The new houses, backed by the financial resources to promote and disseminate their wares, inaugurated the mass marketing of written culture. They made literary works generally available and affordable and dispelled the aristocratic aura of books by turning out inexpensive series under the title of "libraries." Two classics of the American Renaissance appeared in Wiley and Putnam's Library of American Books: Poe's Tales (1845), which sold for 50 cents, and a twovolume, paper-covered edition of Hawthorne's Mosses from an Old Manse (1846), priced at $1.00 the set. Fifty years earlier, when wages were far lower, American novels had sold for about twice as much. Advertising emerged as an integral part of the literary scene, an essential tool for informing far-flung consumers about the latest publication and stimulating interest in buying. Promotional campaigns included announcements in newspapers, excerpts and blurbs in magazines, posters in bookstores, lecture tours, and inflated reports of sales figures (on the reasonable assumption that people will want to read a book liked by other people). Brown had tried to generate publicity by sending a copy of Wieland to Thomas Jefferson with a covering letter asking the third President for a plug. (Jefferson ignored him.) Antebellum publishers eliminated the element of chance and routinized the practice of "puffing," or planting favorable reviews and notices by writers who were often in the publisher's employ.

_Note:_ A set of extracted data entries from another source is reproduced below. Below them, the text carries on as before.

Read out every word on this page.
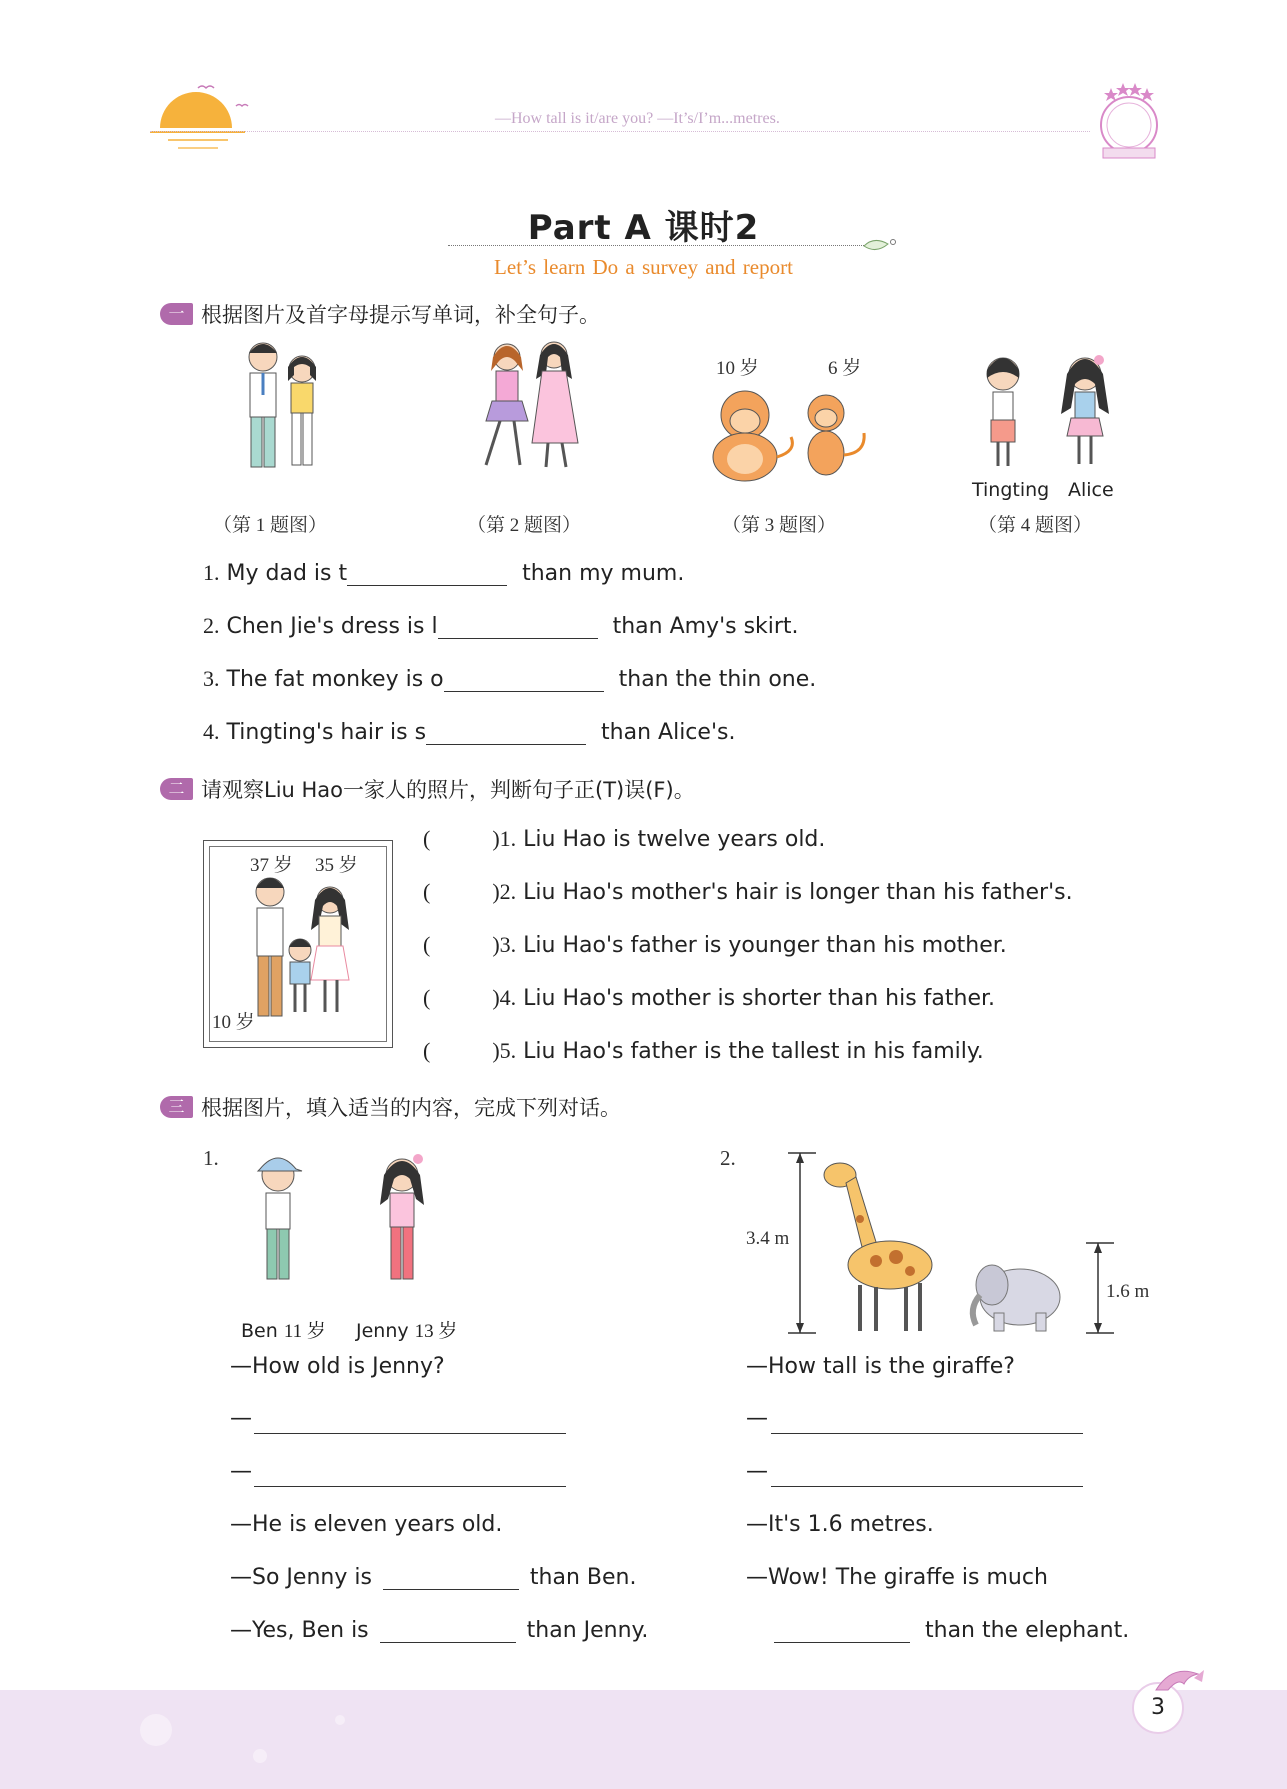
—How tall is it/are you? —It’s/I’m...metres.
Part A 课时2
Let’s learn Do a survey and report
一 根据图片及首字母提示写单词，补全句子。
10 岁	6 岁
Tingting Alice
（第 1 题图）	（第 2 题图）	（第 3 题图）	（第 4 题图）
1. My dad is t	than my mum.
2. Chen Jie's dress is l	than Amy's skirt.
3. The fat monkey is o	than the thin one.
4. Tingting's hair is s	than Alice's.
二 请观察Liu Hao一家人的照片，判断句子正(T)误(F)。
37 岁 35 岁
10 岁
(	)1. Liu Hao is twelve years old.
(	)2. Liu Hao's mother's hair is longer than his father's.
(	)3. Liu Hao's father is younger than his mother.
(	)4. Liu Hao's mother is shorter than his father.
(	)5. Liu Hao's father is the tallest in his family.
三 根据图片，填入适当的内容，完成下列对话。
1.
Ben 11 岁 Jenny 13 岁
—How old is Jenny?
—
—
—He is eleven years old.
—So Jenny is	than Ben.
—Yes, Ben is	than Jenny.
2.
3.4 m
1.6 m
—How tall is the giraffe?
—
—
—It's 1.6 metres.
—Wow! The giraffe is much
than the elephant.
3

Under the market regime, works by Americans shed their reputation as money losers. Publishers welcomed home-grown manuscripts because they knew that a successful book could sell more than enough copies to recoup the cost of royalties. The output of native -53- novels surged accordingly, as writers, publishers, and booksellers scrambled to keep pace with demand. One hundred twenty-eight fictions by Americans appeared in the 1820s, or forty more than in the first three decades of the nation's existence. The number tripled in the 1830s, and then jumped again in the 1840s to eight hundred — almost thirty times the yearly average of the early Republic. Buyers snapped up the most popular of these works in quantities that kept rising until the figures peaked in the forties and fifties. The Last of the Mohicans qualified as a best-seller in 1826 with 5750 copies in circulation. The Quaker City, in contrast, sold 60,000 copies in 1845 and 30,000 in each of the next five years; the total of over 200,000 made Lippard's exposé the best-selling American novel before Uncle Tom's Cabin. Stowe's antislavery saga outdid that aggregate in the single year of 1852, and thereafter sales escalated; estimates of total copies purchased before the Civil War range as high as five million. While Stowe's figures were exceptional, other domestic novelists conquered the reading public too, with Fanny Fern's Ruth Hall (1855) logging sales of 55,000 and Maria Cummins's The Lamplighter (1854) exceeding 40,000 within eight weeks.